An Installment Agreement is a monthly payment plan that pays off your tax, penalties, and interest owed to the IRS. The good news is that once an installment agreement is established, the IRS is required by law to stop enforced collection activities like bank account levies and wage garnishments. As long as you stay current with your monthly payments, the IRS is prohibited from going back to collections on tax periods covered by the agreement.
Establishing an Installment Agrement with the IRS
But, if establishing an Installment agreement was as simple as making a quick call to the IRS, offering a payment amount, and having it accepted, we’d be out of work. The fact is the IRS has multiple types of Installment Agreements that depend on 1) the total balance due in comparison to certain thresholds and 2) your current income and expense levels.
How Installment Agreements are Calculated
If you owe more than the Streamlined threshold, you’ll need to fill out a collection statement (Form 433A or 433F) listing your monthly income and expenses.
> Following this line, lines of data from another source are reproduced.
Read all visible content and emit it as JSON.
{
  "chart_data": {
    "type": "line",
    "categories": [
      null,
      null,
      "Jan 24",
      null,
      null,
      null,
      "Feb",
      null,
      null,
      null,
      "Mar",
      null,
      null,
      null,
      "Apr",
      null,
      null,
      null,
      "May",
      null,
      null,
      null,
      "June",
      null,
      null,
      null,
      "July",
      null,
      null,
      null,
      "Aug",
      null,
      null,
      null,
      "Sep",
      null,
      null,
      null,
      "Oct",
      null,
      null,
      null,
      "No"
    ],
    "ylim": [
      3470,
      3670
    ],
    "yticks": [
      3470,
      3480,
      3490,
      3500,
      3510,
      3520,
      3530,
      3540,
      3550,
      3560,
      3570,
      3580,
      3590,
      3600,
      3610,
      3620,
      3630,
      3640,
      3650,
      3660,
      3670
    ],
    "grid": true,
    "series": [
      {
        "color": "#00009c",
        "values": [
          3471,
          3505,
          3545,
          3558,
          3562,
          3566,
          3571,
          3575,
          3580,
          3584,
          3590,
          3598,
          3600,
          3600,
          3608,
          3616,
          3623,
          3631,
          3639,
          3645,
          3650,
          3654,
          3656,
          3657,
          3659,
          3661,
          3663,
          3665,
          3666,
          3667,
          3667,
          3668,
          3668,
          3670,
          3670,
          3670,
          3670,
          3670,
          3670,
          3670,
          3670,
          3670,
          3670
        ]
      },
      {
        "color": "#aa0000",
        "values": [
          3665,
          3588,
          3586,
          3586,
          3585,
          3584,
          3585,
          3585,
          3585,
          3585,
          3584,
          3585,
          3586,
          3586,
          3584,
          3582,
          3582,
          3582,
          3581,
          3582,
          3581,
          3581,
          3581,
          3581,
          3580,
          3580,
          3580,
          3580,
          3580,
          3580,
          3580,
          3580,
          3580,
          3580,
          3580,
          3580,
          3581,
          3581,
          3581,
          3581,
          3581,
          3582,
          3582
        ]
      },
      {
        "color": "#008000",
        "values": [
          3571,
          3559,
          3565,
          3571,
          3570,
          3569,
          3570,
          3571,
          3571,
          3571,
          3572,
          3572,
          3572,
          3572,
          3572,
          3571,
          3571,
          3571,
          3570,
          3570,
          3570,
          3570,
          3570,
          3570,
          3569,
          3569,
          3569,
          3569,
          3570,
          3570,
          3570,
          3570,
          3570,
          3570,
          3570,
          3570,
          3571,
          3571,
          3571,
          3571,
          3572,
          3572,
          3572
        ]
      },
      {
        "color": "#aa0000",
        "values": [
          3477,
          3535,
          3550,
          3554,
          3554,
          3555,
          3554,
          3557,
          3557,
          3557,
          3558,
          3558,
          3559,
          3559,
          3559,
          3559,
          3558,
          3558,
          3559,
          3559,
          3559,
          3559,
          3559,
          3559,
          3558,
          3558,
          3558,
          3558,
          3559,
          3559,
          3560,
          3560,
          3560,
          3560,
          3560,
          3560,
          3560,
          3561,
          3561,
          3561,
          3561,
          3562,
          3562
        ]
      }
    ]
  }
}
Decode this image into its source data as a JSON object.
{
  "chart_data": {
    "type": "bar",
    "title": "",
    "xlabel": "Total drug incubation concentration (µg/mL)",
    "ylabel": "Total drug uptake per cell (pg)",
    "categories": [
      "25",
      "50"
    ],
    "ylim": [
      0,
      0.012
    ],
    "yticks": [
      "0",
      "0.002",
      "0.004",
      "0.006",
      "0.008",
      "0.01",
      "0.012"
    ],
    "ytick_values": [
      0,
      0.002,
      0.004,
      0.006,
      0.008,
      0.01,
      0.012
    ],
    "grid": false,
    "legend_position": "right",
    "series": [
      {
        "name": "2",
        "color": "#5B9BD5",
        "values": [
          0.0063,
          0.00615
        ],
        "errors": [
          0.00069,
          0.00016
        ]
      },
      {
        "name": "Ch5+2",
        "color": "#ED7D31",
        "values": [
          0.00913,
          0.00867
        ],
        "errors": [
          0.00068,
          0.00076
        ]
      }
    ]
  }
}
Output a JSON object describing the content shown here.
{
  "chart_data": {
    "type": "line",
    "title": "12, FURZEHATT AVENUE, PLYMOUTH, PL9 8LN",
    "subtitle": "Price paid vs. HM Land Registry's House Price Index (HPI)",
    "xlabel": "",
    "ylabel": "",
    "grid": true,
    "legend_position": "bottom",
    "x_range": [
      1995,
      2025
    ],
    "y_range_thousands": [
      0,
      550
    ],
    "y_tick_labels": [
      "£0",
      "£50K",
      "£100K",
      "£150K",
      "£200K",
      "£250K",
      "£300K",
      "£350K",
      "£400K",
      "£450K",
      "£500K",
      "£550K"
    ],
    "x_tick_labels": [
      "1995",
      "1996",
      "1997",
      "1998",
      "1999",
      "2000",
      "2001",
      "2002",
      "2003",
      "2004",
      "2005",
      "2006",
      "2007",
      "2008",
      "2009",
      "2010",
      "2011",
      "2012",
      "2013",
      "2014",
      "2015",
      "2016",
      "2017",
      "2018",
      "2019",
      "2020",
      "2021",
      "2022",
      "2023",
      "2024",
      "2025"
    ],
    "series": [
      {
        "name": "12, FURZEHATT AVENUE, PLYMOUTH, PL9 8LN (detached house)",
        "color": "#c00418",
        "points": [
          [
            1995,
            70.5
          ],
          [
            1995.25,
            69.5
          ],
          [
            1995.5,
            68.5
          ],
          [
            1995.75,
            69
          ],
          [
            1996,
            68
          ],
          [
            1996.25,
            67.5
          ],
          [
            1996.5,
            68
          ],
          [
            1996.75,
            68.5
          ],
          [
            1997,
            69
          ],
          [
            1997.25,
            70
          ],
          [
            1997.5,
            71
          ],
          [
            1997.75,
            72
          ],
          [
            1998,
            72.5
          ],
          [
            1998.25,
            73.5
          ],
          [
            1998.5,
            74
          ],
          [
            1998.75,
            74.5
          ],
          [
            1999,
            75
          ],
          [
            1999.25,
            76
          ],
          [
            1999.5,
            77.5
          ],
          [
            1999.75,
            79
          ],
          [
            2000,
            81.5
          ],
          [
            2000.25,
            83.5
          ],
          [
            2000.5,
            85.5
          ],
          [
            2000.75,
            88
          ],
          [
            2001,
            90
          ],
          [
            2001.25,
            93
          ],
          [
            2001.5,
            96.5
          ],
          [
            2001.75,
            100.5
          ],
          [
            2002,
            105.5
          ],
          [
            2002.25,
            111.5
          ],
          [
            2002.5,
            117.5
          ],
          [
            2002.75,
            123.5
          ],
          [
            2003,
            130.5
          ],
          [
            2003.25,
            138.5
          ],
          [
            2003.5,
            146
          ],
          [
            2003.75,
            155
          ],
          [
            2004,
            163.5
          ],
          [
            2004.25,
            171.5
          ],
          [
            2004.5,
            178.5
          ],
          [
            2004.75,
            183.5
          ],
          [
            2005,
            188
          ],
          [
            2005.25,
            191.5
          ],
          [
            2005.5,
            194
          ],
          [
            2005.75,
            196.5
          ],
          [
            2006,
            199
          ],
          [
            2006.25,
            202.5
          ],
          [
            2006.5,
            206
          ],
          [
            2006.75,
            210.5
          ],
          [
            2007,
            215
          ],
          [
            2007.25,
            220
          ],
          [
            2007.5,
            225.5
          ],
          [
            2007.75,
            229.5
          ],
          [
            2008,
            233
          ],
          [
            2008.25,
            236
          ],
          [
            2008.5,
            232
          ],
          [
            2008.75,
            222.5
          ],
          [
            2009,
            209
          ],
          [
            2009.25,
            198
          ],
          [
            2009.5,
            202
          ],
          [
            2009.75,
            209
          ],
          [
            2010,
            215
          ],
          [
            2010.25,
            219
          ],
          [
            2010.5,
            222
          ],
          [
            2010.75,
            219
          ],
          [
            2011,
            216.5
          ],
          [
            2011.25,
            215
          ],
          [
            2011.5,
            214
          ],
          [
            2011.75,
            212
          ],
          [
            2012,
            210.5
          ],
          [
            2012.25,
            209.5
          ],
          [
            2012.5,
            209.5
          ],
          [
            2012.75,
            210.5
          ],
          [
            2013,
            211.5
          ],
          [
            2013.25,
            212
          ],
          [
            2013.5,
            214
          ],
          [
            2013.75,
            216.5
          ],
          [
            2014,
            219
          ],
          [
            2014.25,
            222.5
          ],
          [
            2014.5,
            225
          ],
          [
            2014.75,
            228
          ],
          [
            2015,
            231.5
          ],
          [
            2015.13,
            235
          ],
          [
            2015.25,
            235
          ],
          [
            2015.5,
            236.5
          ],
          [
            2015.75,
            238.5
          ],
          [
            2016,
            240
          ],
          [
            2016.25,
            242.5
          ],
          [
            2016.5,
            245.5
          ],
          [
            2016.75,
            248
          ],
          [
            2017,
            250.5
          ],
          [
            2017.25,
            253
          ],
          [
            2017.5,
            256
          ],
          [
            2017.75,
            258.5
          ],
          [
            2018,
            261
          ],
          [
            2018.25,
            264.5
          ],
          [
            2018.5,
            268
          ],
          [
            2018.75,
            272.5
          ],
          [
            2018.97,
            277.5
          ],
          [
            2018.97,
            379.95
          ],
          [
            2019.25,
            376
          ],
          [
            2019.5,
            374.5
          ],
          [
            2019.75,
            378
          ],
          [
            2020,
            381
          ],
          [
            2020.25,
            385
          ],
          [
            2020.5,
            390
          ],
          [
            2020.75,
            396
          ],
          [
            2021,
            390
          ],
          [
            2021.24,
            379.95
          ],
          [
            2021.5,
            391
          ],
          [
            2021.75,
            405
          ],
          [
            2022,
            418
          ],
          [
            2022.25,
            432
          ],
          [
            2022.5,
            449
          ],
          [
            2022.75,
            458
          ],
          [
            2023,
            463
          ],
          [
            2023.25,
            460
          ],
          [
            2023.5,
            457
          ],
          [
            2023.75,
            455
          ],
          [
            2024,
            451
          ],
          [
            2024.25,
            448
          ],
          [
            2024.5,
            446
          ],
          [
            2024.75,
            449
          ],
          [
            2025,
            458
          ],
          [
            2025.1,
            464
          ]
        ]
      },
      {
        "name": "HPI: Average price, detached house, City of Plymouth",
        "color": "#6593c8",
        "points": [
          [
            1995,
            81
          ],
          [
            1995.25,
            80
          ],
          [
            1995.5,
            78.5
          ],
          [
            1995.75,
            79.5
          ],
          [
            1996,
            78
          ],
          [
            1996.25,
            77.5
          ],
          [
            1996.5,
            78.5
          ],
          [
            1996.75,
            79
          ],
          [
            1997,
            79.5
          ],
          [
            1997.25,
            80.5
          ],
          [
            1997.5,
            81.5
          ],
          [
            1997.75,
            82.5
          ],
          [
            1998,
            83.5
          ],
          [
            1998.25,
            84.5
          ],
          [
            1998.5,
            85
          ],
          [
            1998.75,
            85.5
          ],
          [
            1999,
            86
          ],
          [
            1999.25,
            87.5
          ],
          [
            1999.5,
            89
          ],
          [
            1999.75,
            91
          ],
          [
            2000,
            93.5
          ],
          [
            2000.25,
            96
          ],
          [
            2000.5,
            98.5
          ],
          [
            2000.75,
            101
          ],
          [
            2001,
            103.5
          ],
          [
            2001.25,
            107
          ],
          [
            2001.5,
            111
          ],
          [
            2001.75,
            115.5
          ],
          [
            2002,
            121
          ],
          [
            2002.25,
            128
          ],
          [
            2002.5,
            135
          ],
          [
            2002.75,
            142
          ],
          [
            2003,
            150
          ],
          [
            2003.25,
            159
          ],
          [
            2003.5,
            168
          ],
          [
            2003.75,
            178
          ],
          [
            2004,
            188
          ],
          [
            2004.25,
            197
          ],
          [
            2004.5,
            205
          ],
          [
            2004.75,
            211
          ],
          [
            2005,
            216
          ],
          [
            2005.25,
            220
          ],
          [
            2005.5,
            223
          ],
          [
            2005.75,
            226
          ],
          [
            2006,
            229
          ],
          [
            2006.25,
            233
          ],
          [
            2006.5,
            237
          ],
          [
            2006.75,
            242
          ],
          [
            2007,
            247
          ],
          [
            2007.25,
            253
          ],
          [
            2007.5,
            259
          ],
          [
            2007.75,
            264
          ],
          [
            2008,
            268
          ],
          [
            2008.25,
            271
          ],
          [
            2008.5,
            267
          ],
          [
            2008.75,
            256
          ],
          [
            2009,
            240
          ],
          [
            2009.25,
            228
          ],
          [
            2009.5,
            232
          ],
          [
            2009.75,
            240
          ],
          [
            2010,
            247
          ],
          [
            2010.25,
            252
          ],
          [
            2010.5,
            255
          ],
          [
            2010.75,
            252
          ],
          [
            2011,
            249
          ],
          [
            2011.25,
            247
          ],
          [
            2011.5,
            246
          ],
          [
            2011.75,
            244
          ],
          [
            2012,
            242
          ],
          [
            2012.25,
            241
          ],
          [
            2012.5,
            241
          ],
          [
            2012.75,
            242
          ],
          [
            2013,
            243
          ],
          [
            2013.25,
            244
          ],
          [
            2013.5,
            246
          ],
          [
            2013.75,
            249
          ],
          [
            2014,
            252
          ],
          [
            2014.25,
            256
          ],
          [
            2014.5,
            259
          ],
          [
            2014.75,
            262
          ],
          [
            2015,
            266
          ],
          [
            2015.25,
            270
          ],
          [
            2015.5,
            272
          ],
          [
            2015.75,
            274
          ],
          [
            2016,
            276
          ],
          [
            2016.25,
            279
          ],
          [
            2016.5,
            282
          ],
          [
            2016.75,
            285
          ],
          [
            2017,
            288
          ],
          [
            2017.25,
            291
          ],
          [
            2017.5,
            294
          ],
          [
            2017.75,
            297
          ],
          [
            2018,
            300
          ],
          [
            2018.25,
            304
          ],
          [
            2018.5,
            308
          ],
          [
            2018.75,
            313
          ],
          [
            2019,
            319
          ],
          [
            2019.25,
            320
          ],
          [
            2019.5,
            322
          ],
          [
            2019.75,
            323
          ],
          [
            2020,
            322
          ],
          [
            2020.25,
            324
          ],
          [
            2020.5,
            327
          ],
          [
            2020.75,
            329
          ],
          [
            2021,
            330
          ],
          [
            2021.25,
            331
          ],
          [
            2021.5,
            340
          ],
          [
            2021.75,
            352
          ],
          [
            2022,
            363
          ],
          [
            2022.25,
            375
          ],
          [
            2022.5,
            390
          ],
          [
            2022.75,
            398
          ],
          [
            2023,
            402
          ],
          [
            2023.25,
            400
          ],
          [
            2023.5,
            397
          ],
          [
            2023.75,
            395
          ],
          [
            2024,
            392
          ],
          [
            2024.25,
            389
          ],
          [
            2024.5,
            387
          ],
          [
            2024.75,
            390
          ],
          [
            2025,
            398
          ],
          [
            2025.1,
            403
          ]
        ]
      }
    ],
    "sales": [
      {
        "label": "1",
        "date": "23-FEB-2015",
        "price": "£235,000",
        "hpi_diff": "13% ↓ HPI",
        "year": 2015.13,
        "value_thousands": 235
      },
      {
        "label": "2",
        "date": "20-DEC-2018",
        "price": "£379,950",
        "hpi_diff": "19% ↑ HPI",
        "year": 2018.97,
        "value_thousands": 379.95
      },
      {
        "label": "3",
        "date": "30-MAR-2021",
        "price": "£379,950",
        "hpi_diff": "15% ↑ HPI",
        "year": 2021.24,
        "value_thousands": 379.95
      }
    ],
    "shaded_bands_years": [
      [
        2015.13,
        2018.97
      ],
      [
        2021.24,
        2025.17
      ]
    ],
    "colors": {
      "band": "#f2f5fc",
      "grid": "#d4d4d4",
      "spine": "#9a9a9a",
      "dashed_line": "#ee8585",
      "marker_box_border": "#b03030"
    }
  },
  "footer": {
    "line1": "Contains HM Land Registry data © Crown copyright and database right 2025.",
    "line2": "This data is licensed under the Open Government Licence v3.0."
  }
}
Your actual expenses will differ from the IRS allowable standards, which are based on your county of residence and the amount of people living in your home. The IRS will calculate your ability to pay based on their pre-set allowable standards, not your actual expenses. This can lead to a monthly payment amount more than you can afford.
We will review your income and expenses, anticipate the adjustments made by the IRS prior to submitting your information, and plan accordingly to establish an affordable plan.